Because the complaints continued, the Matron took Stryker for the one year follow up, during which it was discovered (at her request) that her son had ZERO allergies and--after an hour in which exercise was induced (they put the potential asthma victim on a treadmill set for a steep steep hill ) -- it was determined beyond a shadow of a doubt that Stryker did not have asthma. Indeed, he has Olympian lung power.

Now, the end of the story? That would be too normal. Remember, this is the Matron talking!
Dr. Pulmonologist had a new diagnosis. "Vocal Cord Dysfunction."

The Matron thought perhaps she was his new play thing: Let's String This One Along.

Of course, it turns out any body part can dysfunction! Vocal cord collapse. Who knew?!

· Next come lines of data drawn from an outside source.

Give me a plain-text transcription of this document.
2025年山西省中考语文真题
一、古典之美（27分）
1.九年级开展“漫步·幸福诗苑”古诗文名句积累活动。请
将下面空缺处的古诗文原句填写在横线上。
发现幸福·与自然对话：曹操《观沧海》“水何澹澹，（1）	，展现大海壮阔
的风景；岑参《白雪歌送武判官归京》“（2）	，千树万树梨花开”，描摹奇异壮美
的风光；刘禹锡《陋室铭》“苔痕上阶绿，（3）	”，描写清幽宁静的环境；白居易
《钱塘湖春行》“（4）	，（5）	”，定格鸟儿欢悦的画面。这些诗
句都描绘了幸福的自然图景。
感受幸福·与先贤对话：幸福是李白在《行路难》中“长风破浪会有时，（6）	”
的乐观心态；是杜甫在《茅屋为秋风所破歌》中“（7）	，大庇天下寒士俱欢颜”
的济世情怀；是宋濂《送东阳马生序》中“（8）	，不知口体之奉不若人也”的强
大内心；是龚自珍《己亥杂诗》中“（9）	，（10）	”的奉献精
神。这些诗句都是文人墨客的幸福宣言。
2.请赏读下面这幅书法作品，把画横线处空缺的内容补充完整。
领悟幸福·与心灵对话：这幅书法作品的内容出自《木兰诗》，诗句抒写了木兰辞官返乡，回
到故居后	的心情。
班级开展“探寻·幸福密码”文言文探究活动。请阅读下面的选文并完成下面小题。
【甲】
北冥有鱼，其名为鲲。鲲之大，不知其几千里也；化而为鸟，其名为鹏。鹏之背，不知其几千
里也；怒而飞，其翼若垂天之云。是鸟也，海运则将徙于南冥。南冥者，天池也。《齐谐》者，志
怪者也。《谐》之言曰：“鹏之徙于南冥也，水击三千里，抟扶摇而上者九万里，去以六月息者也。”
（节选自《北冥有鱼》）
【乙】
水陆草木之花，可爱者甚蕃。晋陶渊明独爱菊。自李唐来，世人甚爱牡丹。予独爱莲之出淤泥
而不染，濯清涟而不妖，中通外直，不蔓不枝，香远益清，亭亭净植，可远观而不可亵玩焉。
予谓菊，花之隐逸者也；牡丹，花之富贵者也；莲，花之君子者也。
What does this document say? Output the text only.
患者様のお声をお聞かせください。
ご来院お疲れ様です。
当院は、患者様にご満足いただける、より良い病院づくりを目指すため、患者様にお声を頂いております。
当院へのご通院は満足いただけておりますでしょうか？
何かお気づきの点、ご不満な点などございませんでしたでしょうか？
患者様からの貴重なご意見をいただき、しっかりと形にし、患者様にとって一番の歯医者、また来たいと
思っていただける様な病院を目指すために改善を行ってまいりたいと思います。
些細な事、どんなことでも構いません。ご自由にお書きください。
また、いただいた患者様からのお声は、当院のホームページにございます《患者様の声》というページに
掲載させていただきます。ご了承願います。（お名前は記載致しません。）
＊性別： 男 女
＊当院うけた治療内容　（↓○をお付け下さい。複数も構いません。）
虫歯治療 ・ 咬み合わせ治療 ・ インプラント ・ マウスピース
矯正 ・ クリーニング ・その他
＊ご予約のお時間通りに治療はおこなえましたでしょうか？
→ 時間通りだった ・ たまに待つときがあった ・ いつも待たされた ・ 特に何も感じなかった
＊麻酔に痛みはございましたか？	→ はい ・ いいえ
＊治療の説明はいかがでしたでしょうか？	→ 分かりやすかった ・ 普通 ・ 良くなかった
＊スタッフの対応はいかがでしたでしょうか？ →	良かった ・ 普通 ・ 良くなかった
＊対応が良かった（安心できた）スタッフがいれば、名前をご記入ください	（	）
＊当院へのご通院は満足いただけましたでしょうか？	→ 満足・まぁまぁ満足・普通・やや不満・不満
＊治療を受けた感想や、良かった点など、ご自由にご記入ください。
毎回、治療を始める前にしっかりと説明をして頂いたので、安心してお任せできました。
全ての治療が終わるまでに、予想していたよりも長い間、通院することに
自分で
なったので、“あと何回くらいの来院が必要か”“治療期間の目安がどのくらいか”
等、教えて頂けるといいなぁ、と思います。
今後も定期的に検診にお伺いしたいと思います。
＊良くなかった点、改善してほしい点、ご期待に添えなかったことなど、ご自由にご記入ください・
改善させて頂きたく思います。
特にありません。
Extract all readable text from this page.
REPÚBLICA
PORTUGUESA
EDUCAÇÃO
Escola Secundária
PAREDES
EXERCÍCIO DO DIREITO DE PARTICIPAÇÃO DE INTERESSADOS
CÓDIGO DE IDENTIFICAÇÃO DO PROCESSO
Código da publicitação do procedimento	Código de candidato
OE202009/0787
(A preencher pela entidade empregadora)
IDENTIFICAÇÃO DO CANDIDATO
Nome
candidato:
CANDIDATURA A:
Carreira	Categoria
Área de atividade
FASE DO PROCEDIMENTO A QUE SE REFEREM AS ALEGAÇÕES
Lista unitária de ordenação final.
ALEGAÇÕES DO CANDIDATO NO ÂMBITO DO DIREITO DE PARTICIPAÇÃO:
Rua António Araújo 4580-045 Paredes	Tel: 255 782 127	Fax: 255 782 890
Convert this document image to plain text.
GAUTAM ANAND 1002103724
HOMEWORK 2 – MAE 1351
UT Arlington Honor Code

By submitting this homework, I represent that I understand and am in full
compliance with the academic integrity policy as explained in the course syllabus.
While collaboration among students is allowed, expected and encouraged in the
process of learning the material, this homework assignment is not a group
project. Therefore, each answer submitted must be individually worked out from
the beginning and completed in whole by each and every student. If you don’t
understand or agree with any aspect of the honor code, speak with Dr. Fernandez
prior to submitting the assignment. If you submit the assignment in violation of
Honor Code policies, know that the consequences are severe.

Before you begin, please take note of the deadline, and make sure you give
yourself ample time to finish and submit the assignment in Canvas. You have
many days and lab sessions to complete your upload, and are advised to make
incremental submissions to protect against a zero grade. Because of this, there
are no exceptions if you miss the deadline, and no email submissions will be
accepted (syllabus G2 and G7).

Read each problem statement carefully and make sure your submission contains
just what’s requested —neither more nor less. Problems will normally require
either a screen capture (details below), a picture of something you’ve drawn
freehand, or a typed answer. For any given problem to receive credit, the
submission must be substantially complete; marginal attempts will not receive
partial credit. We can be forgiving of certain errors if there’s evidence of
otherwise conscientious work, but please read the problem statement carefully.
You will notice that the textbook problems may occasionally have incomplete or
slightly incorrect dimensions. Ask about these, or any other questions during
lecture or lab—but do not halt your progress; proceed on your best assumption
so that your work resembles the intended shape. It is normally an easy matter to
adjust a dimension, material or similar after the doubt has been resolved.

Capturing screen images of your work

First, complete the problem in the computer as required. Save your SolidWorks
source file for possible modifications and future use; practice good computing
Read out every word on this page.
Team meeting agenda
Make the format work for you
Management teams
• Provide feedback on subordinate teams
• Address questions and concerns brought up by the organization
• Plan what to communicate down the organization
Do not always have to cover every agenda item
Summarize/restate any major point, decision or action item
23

Now Stryker has a new appointment, in another hospital with a whole bunch of new doctors to waste her time for a problem he probably doesn't have. Indeed, she will bet his non-existent college fund (that's another story), that her little apple swings a wee bit toward the hypochondria end of the sanity spectrum.

Just like his Mama.


Allmycke said...

After my treatment for lung cancer I have OFTEN been plagued with fears of IT having returned. I am a hypochondriac at times, but I try to curb it.
Take heart-I think you'llget over it.

Anonymous said...

Lol, I think the docs are terrified of missing anything and being slapped with a malpractice suit.

That Stryker cracks me up everytime, but then I don't live with him...

Melinda said...

So 15 years and six months with a teenagers and one of them is a hypochondriac? Good luck.

I live next door to one. She's my mother-in-law. God forbid one of the children sneeze in her presence!

Cheri @ Blog This Mom!® said...

Vocal cords? Warts? Ringworm?


Kimberly said...

Teenagers? Difficult.

Hypochondriac teenagers? Terrifying.

Fortunately, you seem to have the right attitude and presence of mind to handle it.

Angie said...

I have a hypochondriac too! My oldest is convinced every time she has so much as a zit that we all need to stop the earth from turning and get to the nearest pharmacy b/c surely she is about to die.